God’s presence is with us in our suffering and we have a promise that our suffering joined to Christ’s suffering will be redeemed somehow, someway, sometime. That does not mean that God wants us to suffer or is even OK with our suffering. No, what it means is that God notices every tear; that every pain, disappointment, and loss is important to God; that no tragedy is ever ignored. God is with us in every kind of suffering and thereby dignifies our pain with his presence. Yes, dignifies and sanctifies it.
It’s true this idea of boasting and having hope in our suffering is completely counter-cultural. Nevertheless we believe it is not only true in the long-run but is powerful in the here and now, as it hallows our daily labor, our ordinary relationships, and our everyday struggles as places that God desires to be.
The kind of hope that Paul is talking about in Romans is a powerful thing. It leaves us open to misunderstanding sometimes by those who do not know this hope. Sometimes it makes us subjects of ridicule as a people with a “pie in the sky” outlook on life. But we are not of this world. We are children and heirs of God. We are the salt and light of the world and God invites us to live into this hope that does not disappoint, this hope that propels us through every circumstance in life because God’s love has been poured into our hearts through the blessed Holy Spirit.
We hope because God is with us in all things—cheering us on as well as crying our tears.

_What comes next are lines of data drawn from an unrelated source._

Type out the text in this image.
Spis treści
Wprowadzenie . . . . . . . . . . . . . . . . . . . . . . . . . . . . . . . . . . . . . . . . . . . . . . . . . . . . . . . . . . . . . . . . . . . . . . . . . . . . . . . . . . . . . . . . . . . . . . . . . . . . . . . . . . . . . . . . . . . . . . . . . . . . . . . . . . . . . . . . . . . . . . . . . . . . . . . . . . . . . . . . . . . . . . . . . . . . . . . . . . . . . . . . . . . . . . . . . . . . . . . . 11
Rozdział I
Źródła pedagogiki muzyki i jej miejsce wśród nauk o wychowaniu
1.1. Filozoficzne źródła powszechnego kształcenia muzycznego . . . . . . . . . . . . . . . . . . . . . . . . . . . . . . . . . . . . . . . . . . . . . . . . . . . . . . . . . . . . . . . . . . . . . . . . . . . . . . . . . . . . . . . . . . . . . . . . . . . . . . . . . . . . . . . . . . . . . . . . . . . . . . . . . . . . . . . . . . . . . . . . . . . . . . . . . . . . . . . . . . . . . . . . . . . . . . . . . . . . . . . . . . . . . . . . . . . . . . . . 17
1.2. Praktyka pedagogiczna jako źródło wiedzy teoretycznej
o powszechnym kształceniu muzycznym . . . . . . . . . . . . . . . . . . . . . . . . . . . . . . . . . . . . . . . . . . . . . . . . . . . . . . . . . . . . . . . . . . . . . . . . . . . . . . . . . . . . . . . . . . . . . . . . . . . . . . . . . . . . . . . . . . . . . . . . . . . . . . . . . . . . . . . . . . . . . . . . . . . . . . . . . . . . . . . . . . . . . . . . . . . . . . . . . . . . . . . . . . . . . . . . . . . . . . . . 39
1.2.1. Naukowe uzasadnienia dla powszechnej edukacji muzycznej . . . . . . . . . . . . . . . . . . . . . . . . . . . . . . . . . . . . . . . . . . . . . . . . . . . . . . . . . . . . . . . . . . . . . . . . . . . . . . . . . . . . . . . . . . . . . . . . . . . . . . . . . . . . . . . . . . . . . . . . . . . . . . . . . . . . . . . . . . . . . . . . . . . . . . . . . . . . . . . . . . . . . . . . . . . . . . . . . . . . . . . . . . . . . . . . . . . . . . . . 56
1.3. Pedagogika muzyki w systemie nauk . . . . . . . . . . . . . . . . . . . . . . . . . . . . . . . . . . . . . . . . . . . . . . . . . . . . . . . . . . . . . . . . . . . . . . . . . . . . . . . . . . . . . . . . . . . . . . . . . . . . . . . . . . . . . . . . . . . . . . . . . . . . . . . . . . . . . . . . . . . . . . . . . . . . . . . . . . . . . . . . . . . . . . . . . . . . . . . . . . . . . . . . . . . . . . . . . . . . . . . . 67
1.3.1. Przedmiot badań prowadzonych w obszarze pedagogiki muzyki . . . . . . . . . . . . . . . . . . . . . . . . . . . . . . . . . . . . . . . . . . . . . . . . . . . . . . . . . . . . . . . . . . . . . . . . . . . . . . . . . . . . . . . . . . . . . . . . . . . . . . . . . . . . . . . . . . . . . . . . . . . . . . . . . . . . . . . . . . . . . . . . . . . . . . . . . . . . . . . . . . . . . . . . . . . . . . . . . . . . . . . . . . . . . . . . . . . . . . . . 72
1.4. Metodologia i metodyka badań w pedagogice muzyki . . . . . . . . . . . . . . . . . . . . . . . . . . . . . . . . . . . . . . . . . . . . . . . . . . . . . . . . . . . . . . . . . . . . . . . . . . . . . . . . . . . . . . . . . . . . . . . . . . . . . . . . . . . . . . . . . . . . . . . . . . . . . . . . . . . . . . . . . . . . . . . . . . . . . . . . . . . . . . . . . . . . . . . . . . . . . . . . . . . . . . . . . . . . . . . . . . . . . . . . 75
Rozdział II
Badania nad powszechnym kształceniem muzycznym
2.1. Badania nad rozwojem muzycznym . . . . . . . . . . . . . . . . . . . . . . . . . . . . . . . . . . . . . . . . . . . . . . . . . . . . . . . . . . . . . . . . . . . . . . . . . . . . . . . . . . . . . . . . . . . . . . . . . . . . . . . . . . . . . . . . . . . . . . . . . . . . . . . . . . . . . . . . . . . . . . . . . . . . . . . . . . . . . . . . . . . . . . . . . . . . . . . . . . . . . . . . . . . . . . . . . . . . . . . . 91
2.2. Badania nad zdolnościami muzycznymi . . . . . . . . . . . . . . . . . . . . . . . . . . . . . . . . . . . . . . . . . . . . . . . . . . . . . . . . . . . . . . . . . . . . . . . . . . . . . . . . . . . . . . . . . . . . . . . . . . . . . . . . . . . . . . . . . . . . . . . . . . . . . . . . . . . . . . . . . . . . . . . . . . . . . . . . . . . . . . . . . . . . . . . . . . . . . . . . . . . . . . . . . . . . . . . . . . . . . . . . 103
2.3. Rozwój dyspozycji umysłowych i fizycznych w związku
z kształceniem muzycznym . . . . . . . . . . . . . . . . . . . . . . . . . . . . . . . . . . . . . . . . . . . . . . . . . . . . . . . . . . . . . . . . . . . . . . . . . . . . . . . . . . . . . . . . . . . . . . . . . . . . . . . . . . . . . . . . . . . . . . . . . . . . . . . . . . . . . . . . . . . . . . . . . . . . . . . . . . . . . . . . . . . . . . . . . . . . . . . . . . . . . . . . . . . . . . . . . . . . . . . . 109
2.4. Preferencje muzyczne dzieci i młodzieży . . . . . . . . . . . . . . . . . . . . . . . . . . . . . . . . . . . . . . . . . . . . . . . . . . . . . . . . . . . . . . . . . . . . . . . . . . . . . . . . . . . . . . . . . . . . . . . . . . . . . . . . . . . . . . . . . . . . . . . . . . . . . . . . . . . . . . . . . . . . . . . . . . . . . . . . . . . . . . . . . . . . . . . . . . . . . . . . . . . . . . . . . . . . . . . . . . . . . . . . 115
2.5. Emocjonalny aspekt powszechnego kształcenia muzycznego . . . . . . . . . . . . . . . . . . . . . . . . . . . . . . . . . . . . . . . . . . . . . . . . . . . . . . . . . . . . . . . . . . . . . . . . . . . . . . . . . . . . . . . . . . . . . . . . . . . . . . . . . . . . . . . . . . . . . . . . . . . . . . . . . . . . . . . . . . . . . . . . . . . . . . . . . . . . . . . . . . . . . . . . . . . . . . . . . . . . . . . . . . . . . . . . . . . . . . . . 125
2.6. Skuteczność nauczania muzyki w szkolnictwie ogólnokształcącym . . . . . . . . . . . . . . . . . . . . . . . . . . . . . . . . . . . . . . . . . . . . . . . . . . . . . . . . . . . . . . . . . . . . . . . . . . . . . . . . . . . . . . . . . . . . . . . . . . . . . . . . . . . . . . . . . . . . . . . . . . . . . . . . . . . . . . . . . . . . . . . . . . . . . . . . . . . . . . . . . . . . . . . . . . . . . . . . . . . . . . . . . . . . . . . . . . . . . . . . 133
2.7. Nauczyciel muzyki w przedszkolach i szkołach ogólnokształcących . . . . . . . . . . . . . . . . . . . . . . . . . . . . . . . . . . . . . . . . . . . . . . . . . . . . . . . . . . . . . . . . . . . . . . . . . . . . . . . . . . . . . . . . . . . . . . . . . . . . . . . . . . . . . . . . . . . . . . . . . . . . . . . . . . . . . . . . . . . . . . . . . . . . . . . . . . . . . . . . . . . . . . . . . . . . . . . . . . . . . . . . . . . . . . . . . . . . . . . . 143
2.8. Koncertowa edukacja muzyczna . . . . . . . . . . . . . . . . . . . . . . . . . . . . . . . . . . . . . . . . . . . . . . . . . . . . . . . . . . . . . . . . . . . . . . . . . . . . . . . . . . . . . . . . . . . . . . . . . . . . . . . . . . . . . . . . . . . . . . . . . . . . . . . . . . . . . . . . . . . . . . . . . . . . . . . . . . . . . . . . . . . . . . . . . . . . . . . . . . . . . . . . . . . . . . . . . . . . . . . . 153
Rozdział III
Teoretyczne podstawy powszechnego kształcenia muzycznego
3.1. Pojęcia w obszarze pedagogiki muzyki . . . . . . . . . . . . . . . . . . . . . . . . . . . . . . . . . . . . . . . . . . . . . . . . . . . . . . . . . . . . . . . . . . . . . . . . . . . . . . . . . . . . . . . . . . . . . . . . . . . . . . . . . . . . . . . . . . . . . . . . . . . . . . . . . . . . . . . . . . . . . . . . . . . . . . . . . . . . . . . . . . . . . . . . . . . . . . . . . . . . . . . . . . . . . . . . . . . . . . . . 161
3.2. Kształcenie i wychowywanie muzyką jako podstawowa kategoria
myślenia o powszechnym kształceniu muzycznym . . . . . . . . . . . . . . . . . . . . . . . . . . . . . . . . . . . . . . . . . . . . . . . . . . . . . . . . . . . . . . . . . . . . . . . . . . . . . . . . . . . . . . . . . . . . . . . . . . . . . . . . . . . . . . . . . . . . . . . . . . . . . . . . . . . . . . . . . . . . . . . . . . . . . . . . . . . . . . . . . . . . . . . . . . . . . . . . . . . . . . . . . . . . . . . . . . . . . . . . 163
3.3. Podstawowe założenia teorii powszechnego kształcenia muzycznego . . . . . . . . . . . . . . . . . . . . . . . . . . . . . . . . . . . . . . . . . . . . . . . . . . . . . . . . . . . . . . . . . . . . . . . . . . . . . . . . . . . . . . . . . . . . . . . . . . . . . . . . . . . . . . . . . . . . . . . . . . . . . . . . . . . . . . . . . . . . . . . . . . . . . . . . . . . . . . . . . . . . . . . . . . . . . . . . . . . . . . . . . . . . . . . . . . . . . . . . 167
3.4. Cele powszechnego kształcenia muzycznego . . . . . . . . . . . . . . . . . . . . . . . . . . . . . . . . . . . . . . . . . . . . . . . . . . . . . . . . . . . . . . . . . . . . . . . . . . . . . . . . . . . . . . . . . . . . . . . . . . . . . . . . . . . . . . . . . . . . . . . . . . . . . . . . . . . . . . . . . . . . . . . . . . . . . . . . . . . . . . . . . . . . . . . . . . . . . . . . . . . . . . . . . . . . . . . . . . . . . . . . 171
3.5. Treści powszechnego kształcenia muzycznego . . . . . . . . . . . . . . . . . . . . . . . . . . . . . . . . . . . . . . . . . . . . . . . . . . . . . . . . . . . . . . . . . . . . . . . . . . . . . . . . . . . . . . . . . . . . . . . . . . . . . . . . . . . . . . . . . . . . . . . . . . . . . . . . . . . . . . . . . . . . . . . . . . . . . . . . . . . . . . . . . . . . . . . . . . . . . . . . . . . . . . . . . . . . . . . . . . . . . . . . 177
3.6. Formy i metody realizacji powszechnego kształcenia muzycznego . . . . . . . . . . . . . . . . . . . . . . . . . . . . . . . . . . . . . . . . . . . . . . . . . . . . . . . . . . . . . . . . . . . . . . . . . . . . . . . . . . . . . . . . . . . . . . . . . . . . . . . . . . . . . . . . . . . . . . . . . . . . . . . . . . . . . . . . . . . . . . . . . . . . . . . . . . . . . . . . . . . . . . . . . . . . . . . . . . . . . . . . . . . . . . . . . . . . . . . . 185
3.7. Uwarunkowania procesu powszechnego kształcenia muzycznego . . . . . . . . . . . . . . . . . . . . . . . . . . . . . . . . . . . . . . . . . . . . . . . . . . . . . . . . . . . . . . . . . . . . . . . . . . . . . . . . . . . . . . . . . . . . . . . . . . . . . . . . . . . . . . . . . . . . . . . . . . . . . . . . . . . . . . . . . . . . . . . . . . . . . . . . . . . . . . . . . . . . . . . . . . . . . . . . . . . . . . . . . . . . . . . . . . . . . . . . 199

We need this hope. The world needs this hope. Beloved, remember this hope to which you are called and live it out for others to see.
When words fail in the midst of tragedy, let your presence be Jesus with skin on.
Let the world see that even in the midst of frustration and disappointment that you still practice hope by looking for God in the unexpected.
Let your lives be a testimony that violence, injustice, pain, and loss will not have the last word.
Being a people of hope in the midst of these things will bear witness that transcendence is not just for later but for the here and now.
Our God, Emmanuel, is with us and that makes all the difference. Thanks be to God.